Relevant aspects of observable behavior screen off internal state that produced it. Internal state is part of the causal explanation for behavior, but there are other explanations for approximate behavior that could be more important, disagreeing with the causal explanation of exact behavior. Like an oil painting that is explained by the dragon it depicts, rather than by the pigments or the tree of life from the real world. Thus the shoggoth and the mesaoptimizers that might be infesting it are not necessarily more influential than its masks, if the masks gain sufficient influence to keep it in line.
(LLMs have plenty of internal state, the fact that it’s usually thrown away is a contingent fact about how LLMs are currently used and what they are currently capable of steganographically encoding in the output tokens. Empirically, LLMs might turn out to be unlikely to manifest internal thinking that’s significantly different from what’s explicit in the output tokens, even when they get a bit more capable than today and get the slack to engage in something like that. Reasoning trace training like o1 might make this worse or better. There is still a range of possibilities, though what we have looks encouraging. And “deception” is not a cleanly distinct mode of thinking, there should be evals that measure it quantitatively.)
but then your “Aligned AI based on LLMs” is just a normal LLM used in the way it is currently used
Possibly, but there aren’t potentially dangerous AIs yet, LLMs are still only a particularly promising building block (both for capabilities and for alignment) with many affordances. The chatbot application at the current level of capabilities shapes their use and construction in certain ways. Further on the tech tree, alignment tax can end up motivating systematic uses that make LLMs a source of danger.
I think human uploads would be similarly dangerous, LLMs get us to the better place of being at the human upload danger level rather than ender dragon slayer model based RL danger level (at least so far). There are similar advantages and dangers to smarter LLMs and uploads, capability for extremely fast value drift and lack of a robust system that keeps such changes sane, propensity to develop superintelligence even to the detriment of themselves. The current world is tethered to the human species and relatively slow change in culture and centers of power.
This changes with AI. If AIs establish effective governance, technical feasibility of change in human and AI nature or capabilities would be under control and could be compatible with (post-)human flourishing, but currently we are not on track to make sure this happens before a catastrophe. The things that eventually establish such governance don’t necessarily remain morally or culturally grounded in modern humanity, let alone find humanity still alive when the dust settles.
Relevant aspects of observable behavior screen off internal state that produced it. Internal state is part of the causal explanation for behavior, but there are other explanations for approximate behavior that could be more important, disagreeing with the causal explanation of exact behavior. Like an oil painting that is explained by the dragon it depicts, rather than by the pigments or the tree of life from the real world. Thus the shoggoth and the mesaoptimizers that might be infesting it are not necessarily more influential than its masks, if the masks gain sufficient influence to keep it in line.
(LLMs have plenty of internal state, the fact that it’s usually thrown away is a contingent fact about how LLMs are currently used and what they are currently capable of steganographically encoding in the output tokens.
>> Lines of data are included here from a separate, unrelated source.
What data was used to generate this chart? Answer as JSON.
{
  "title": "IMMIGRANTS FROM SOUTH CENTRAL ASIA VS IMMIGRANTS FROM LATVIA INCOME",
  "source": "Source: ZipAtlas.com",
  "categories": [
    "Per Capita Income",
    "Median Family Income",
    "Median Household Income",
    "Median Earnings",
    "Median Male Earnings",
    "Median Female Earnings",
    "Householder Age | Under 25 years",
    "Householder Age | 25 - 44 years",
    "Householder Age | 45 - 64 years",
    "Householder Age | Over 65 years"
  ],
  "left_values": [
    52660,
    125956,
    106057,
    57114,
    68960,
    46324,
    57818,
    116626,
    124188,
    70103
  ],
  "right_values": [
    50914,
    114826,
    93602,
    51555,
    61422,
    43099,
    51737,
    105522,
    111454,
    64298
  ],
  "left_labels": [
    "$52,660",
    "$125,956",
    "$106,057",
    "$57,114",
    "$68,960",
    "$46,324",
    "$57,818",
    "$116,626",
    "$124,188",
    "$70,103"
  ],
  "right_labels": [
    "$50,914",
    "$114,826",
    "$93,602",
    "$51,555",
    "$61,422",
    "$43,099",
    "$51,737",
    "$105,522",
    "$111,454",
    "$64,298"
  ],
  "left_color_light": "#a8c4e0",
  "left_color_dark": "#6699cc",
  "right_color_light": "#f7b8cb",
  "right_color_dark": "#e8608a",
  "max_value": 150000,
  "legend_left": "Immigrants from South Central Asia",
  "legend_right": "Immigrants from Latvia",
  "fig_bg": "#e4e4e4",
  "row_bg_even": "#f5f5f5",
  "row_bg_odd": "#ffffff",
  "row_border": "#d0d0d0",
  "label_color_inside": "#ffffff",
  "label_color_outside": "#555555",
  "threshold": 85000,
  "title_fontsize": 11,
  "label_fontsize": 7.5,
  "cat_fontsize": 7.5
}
Empirically, LLMs might turn out to be unlikely to manifest internal thinking that’s significantly different from what’s explicit in the output tokens, even when they get a bit more capable than today and get the slack to engage in something like that. Reasoning trace training like o1 might make this worse or better. There is still a range of possibilities, though what we have looks encouraging. And “deception” is not a cleanly distinct mode of thinking, there should be evals that measure it quantitatively.)
yes, but then your “Aligned AI based on LLMs” is just a normal LLM used in the way it is currently used.
Yes this is a good way of putting it.
Possibly, but there aren’t potentially dangerous AIs yet, LLMs are still only a particularly promising building block (both for capabilities and for alignment) with many affordances. The chatbot application at the current level of capabilities shapes their use and construction in certain ways. Further on the tech tree, alignment tax can end up motivating systematic uses that make LLMs a source of danger.
Sure, but you can say the same about humans. Enron was a thing. Obeying the law is not as profitable as disobeying it.
I think human uploads would be similarly dangerous, LLMs get us to the better place of being at the human upload danger level rather than ender dragon slayer model based RL danger level (at least so far). There are similar advantages and dangers to smarter LLMs and uploads, capability for extremely fast value drift and lack of a robust system that keeps such changes sane, propensity to develop superintelligence even to the detriment of themselves. The current world is tethered to the human species and relatively slow change in culture and centers of power.
This changes with AI. If AIs establish effective governance, technical feasibility of change in human and AI nature or capabilities would be under control and could be compatible with (post-)human flourishing, but currently we are not on track to make sure this happens before a catastrophe. The things that eventually establish such governance don’t necessarily remain morally or culturally grounded in modern humanity, let alone find humanity still alive when the dust settles.